Sometimes he’d see her in a wide-brimmed hat, conferring with the gardeners, consulting the master plan in her hand as they measured out new flower beds to be built and new paths laid.
And despite his panic, he would gather up Alice and head down to his study, to meet with his steward, his architect, and his foreman; receive his tenants and mediate their problems; and write his weekly report to Colonel Clements on the discharge of his numerous responsibilities.
He was becoming like his wife in some ways: the stoicism, the determination to carry on no matter what.

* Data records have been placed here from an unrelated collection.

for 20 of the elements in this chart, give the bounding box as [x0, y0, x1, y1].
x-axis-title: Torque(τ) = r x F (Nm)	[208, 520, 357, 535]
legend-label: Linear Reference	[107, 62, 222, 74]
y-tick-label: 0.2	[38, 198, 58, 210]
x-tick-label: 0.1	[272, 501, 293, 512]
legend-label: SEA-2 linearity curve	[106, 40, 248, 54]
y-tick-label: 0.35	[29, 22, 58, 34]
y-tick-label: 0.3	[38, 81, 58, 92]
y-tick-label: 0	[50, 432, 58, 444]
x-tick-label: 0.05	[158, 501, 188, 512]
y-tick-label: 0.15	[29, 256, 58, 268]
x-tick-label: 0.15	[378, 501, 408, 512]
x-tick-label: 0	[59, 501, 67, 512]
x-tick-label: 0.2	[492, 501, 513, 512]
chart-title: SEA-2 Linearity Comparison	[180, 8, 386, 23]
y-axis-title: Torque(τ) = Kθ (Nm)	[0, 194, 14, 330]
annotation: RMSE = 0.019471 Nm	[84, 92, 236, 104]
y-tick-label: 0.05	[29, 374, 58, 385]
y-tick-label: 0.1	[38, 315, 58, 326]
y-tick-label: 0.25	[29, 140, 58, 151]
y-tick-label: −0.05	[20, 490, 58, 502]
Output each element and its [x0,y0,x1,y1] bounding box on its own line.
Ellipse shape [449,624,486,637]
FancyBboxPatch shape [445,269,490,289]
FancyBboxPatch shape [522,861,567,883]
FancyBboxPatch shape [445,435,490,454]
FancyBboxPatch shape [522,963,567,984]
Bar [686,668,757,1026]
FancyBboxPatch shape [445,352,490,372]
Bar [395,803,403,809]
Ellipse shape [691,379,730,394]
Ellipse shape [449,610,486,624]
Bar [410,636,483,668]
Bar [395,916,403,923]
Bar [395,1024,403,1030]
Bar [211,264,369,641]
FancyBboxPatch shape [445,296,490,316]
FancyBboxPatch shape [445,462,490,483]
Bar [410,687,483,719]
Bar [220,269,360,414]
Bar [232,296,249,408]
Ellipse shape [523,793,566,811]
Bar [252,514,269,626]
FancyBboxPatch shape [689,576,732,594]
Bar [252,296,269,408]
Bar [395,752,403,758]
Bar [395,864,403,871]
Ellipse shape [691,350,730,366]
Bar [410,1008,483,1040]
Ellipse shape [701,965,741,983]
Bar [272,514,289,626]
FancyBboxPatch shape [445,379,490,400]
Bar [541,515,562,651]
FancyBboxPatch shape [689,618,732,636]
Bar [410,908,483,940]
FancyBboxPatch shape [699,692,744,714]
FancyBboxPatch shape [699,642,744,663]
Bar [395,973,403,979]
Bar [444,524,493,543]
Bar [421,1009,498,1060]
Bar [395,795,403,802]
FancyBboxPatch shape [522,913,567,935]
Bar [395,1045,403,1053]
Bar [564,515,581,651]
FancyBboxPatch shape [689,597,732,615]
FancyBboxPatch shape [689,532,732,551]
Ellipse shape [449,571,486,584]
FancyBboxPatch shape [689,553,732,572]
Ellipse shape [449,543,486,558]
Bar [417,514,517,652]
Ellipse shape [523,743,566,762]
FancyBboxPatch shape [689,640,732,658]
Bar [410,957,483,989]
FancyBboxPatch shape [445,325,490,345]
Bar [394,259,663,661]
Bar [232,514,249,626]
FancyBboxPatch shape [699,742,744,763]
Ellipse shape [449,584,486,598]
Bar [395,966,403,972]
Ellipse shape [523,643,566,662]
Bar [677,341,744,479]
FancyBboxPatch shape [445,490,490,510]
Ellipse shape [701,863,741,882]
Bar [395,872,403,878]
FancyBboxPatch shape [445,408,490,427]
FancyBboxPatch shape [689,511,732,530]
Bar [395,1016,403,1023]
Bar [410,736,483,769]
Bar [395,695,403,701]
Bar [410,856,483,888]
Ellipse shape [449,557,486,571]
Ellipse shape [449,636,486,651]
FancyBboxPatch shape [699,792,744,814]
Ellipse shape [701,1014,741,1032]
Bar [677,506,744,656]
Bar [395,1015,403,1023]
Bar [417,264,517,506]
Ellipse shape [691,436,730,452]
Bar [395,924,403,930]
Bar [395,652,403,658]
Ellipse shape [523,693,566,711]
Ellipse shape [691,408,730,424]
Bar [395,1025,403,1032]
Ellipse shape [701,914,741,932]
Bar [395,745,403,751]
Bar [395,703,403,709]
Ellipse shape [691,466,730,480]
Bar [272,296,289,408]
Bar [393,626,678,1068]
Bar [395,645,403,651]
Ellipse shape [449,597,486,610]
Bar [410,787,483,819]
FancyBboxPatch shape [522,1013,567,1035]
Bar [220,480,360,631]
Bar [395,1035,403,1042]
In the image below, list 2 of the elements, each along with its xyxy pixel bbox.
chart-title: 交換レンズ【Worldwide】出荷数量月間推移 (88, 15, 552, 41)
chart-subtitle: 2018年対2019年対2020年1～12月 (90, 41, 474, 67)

Alice, however, could no longer carry on.
“I always thought you’d pass away in your sleep,” he told her, adjusting the bed of soft cotton batting he’d made for her. “And it would be so easy you wouldn’t even know it.”
She wheezed another arduous breath. Her eyes were closed. One of her little feet twitched from time
to time, but otherwise she’d become too weak to move.
“I want to have you in my pocket all of my days. And I’ll wager you want the same. I’ll wager you wish you were just having a hard time falling asleep, that when you wake up, it will be spring again and you’ll be strong and healthy and ready to eat your weight. But we can none of us have everything we want, can we?
“You are going to a beautiful place, where it is always spring. I won’t be there, but I’ll remember you from here. And I’ll think of you surrounded by fresh buds and hazelnuts—hungry again, young again.”
She stopped breathing.
He wept, tears falling unchecked. “Good-bye, Alice. Good-bye.”
A n invitation to Isabelle Pelham’s wedding came for the Fitzhughs, but neither Millie nor Lord Fitzhugh attended.
Or rather, Millie assumed her husband did not attend. She was home alone in the country and he off somewhere. She had not asked about his whereabouts. In fact, she did not even keep count of how long he’d been gone—except to know that it had been more than seven days and less than ten.
He came back two days after the wedding. She expected to hear the sledgehammer again. But through her open window came only the sound of the wind, and of the grounds staff as they went about their duties.
Her curiosity outweighed her resolve not to care. She slipped into a room that overlooked the ruined wall. He stood before the wall, still in his traveling clothes, one hand braced against it. Then slowly, he began to walk, his palm sliding across the wall, as if he were a student of archaeology, examining the ruins of Pompeii for the first time.
She went on her afternoon constitutional. When she came back, he was still there, leaning against the stonework, a cigarette dangling between his fingertips.
He raised his chin in acknowledgment of her approach. Somehow the pensive, wistful expression on his face told her everything.
“You went to the wedding,” she said, without further preamble.